November 11, 2020 at 10:21 am
Hi, there I have a SQL Server 2008 R2 database and recently I have had major performance issues (I am not a DB admin).
The database is connected to a CRM and the CRM users call many queries through the CRM interface on the various tables in their day to day work. I was made aware of the issue when user of the CRM reported slow running reports.
I’ve spent several weeks troubleshooting this looking at server issues, CRM code issues, Microsoft application issues… literally everything I could think of. Then I checked the size of the primary table that was being reported on, this table I found to have 540 columns (I didn’t create this took it over). I thought that was quite a lot, so I setup a test system so that I could run a few tests, I randomly thought cut the table columns down by approx. 25%, I randomly selected the columns and deleted them, then tested the reports and they started running better! I thought great, I have a potential cause of the problem at least. I naively thought too many columns.

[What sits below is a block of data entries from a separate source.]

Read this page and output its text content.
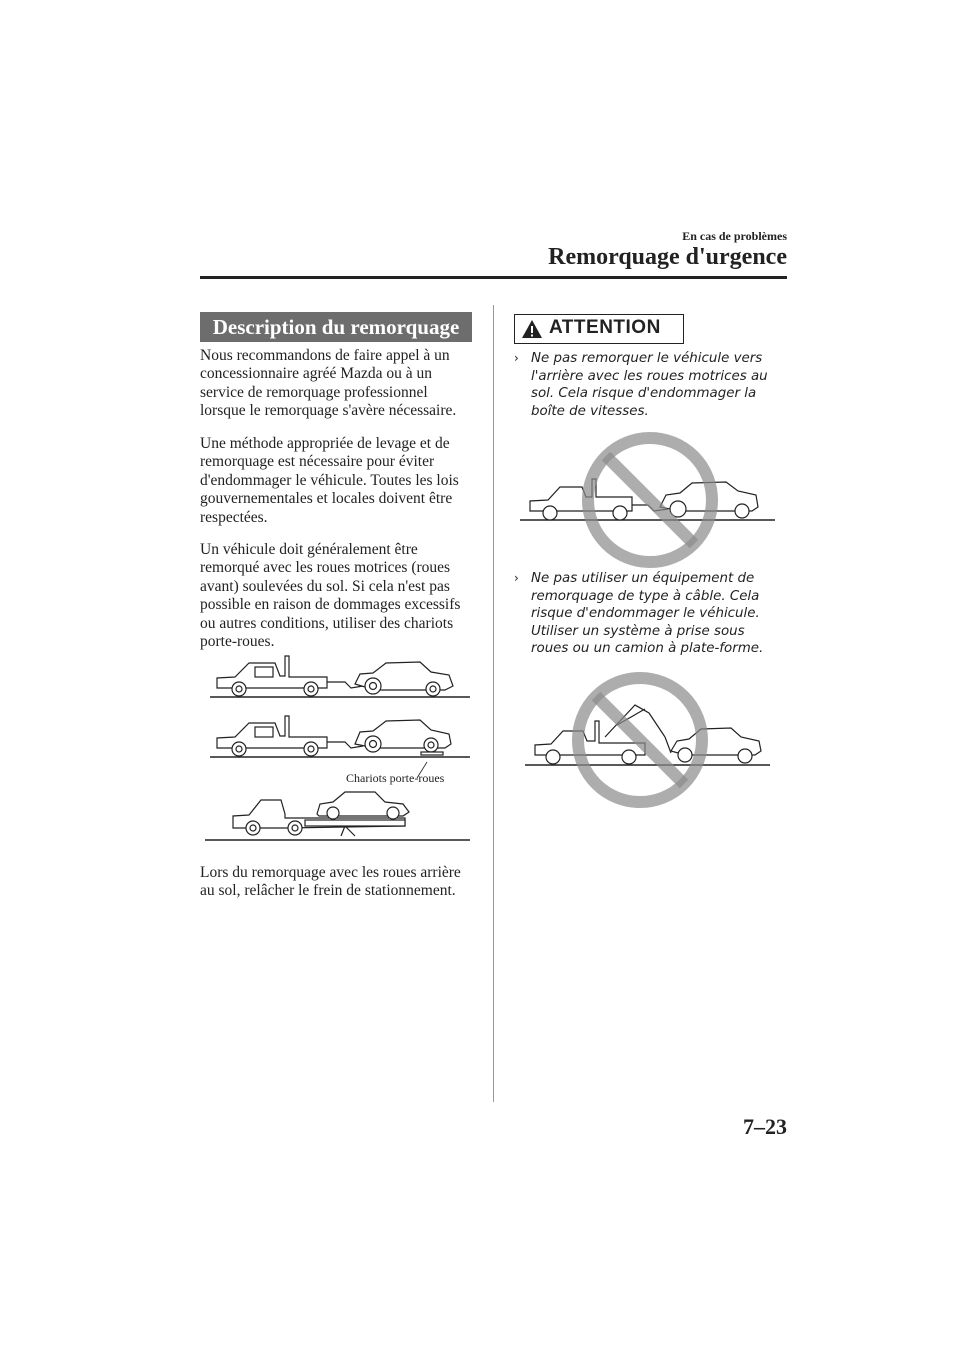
En cas de problèmes
Remorquage d'urgence
Description du remorquage

Nous recommandons de faire appel à un concessionnaire agréé Mazda ou à un service de remorquage professionnel lorsque le remorquage s'avère nécessaire.

Une méthode appropriée de levage et de remorquage est nécessaire pour éviter d'endommager le véhicule. Toutes les lois gouvernementales et locales doivent être respectées.

Un véhicule doit généralement être remorqué avec les roues motrices (roues avant) soulevées du sol. Si cela n'est pas possible en raison de dommages excessifs ou autres conditions, utiliser des chariots porte-roues.

Chariots porte-roues

Lors du remorquage avec les roues arrière au sol, relâcher le frein de stationnement.

ATTENTION

› Ne pas remorquer le véhicule vers l'arrière avec les roues motrices au sol. Cela risque d'endommager la boîte de vitesses.

› Ne pas utiliser un équipement de remorquage de type à câble. Cela risque d'endommager le véhicule. Utiliser un système à prise sous roues ou un camion à plate-forme.

7–23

More research has lead me to understand this is not the cause but part of it to a degree. I went back to the DB owner and said we need to scale back the columns, many are redundant anyway so a good time to do a clean-up. So we found 150 random unused columns and deleted them. I ran some test reports, the reports were still very slow, my potential solution didn’t work! I then deleted more columns, ran the reports, they worked again. I then started digging about max sizes of data in SQL 2008 tables and came across this on ibm.com.
“You are limited to 8060 bytes of data per row. ”

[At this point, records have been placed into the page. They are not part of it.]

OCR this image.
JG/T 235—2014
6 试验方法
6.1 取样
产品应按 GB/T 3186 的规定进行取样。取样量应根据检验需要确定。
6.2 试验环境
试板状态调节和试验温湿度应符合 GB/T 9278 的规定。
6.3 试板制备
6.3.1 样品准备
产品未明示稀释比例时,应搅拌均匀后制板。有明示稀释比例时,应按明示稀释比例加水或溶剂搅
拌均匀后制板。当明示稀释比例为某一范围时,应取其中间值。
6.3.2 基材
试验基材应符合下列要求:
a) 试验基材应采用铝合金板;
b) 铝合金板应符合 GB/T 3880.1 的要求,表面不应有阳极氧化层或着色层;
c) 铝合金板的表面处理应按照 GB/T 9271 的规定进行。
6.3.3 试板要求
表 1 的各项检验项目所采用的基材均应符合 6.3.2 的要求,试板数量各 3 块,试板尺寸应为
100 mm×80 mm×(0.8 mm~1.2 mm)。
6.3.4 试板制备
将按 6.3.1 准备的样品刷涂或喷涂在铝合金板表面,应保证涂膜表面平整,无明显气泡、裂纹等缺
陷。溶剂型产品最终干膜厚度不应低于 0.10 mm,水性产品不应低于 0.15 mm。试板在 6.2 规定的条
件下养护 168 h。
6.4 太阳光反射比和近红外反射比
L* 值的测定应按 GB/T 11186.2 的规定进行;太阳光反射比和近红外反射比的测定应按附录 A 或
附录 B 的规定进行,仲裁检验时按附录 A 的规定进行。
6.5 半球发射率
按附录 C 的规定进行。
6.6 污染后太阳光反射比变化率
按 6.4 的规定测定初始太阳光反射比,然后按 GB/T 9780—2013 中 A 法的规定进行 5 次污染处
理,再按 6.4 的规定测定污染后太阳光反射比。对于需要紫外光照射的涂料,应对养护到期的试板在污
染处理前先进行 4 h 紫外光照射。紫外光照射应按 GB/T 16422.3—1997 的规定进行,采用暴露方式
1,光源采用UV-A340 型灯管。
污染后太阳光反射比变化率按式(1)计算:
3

Reading this I realised, or assumed that when I randomly deleted the fields initially I must of stripped the rows back so that they were under the 8060 bytes limit. I as I say, I’m certainly not a DB admin and just stumbling across things here.
So I’m here for some assistance with this so that I can confirm my suspicions, see if there is anything I can do to be more accurate in diagnosing the issue with some scripts maybe?! And workout a better solution than randomly deleting fields, maybe I can identify what fields are good and bad?!

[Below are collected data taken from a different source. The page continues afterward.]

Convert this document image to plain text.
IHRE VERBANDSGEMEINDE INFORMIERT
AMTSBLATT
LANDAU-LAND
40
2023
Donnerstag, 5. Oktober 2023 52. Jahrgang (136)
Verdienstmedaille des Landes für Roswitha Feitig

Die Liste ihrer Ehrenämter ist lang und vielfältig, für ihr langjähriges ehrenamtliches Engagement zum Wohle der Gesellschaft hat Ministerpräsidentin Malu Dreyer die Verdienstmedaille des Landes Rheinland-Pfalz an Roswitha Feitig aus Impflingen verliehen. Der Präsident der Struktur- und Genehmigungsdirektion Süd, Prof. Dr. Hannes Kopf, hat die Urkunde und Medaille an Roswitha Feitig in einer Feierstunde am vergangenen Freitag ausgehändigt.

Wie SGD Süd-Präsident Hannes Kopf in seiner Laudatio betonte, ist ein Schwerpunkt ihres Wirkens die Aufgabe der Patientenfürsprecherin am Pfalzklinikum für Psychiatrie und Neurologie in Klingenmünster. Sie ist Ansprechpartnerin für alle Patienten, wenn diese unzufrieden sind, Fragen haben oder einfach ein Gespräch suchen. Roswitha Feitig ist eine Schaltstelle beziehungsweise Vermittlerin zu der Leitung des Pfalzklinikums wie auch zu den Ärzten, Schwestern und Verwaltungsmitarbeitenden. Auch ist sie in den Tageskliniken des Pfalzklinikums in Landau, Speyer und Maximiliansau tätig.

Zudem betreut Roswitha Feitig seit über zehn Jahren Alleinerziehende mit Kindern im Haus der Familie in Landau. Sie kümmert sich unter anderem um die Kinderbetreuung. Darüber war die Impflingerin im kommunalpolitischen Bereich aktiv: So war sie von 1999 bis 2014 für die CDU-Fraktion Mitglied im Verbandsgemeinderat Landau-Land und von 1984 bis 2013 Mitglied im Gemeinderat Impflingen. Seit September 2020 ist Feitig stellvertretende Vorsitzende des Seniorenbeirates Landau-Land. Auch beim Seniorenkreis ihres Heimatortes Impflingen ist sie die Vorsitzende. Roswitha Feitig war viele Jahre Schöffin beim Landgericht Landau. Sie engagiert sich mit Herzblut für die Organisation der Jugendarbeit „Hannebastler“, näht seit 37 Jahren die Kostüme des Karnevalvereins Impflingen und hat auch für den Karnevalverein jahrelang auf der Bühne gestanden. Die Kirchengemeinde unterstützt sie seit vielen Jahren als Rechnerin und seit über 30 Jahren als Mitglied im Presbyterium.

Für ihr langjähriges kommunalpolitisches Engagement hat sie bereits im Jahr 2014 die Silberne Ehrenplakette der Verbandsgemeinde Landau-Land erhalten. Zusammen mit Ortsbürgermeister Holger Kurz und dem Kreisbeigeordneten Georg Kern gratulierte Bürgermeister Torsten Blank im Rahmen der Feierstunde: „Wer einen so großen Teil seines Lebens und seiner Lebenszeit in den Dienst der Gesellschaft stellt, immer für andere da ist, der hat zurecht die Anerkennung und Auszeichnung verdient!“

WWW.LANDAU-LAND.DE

Any advice would be greatly appreciated.
November 12, 2020 at 2:57 am
Please see the following link...
https://docs.microsoft.com/en-us/sql/t-sql/statements/alter-table-transact-sql?view=sql-server-ver15
... and then search on that page for the words "doesn't reclaim" to answer your questions on why some of your actions made no difference.
--Jeff Moden
Change is inevitable... Change for the better is not.